Do you ever find yourself envious of the way entomologists look at insects? The way one of them might look at a horned dung beetle and ask: How are these needle-thin legs able to lift more than 1,141 times their own weight? Kafka wanted someone to look at him like that — with wonder, with love. But the people he met merely wanted to know why: “Why are you spending the night burying all this dung?” Of course, love changes everything. Instead of stomping on the bug, instead of reaching for insecticide, you raise it to the light.
Recently, I’ve been looking back at the year I spent trying to begin a dissertation in a literature department in which all four of the professors taught Walter Benjamin. Now that I think of it, Benjamin was a more useful figure than Kafka in a graduate department in which most of us knew we would never become professors ourselves, as there would not be enough jobs for us by the time we finished our PhDs. Benjamin was the perfect saint for our chapel: a brilliant loner who spent almost a decade doing doctoral and postdoctoral research, never quite managing to secure a teaching position for himself, but whose obscure work is now liturgy for all the humanities. His is the kind of Pyrrhic victory we all fantasize about.

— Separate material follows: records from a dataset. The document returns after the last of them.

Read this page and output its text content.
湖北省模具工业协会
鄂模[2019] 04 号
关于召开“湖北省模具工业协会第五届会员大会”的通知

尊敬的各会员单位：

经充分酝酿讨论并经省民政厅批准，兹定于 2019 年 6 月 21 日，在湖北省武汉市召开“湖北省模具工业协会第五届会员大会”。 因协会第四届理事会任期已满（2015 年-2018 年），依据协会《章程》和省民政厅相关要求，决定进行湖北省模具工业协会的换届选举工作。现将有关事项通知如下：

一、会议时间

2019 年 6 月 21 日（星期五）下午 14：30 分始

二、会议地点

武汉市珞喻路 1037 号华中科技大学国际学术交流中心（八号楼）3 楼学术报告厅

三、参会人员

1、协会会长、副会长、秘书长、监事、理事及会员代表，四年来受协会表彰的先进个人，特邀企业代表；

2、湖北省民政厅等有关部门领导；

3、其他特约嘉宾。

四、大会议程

After trying to find a subject for my thesis for an entire year, I finally realized that I could not formulate a statement of the problem it was meant to solve. It’s as if I had heard the head of the department yell: “There’s a fugitive on the run,” and had started running without any facts at my disposal. At least now I have a sense of what the problem might be. We are the ones running away from our origins. We tell a story in which there would have been a first creation, a “savage” one, that took place in Africa, in which dark-skinned female humans, evolved from a subset of primates, pushed children out of the darkness of their vaginas after carrying them inside their bodies for nine months. This first creation has nothing to do with us. We come from a second creation, a philosophical one, in which the great white father gives birth to man first and to woman, that subaltern, second. The anthropologist Alan Dundes, borrowing from Carl Jung, points out that male myths of creation in which “the first people were made from excrement, potter’s earth and clay” are actually a return to an older primitive swamp, since they are really exploring “the creative power of the anus.” Choose your own birth adventure: either you come out of a dark vagina or an iridescent anus. Taking over for Spinoza, the receding figure who is always with us, Kafka laughs at the childishness of a second creation story. In his work, the animal speaks while the human is, ultimately, struck dumb by anal bureaucracies of his own making. Legal fictions estrange humans from each other and create, in the most sensitive souls, fissures that never heal.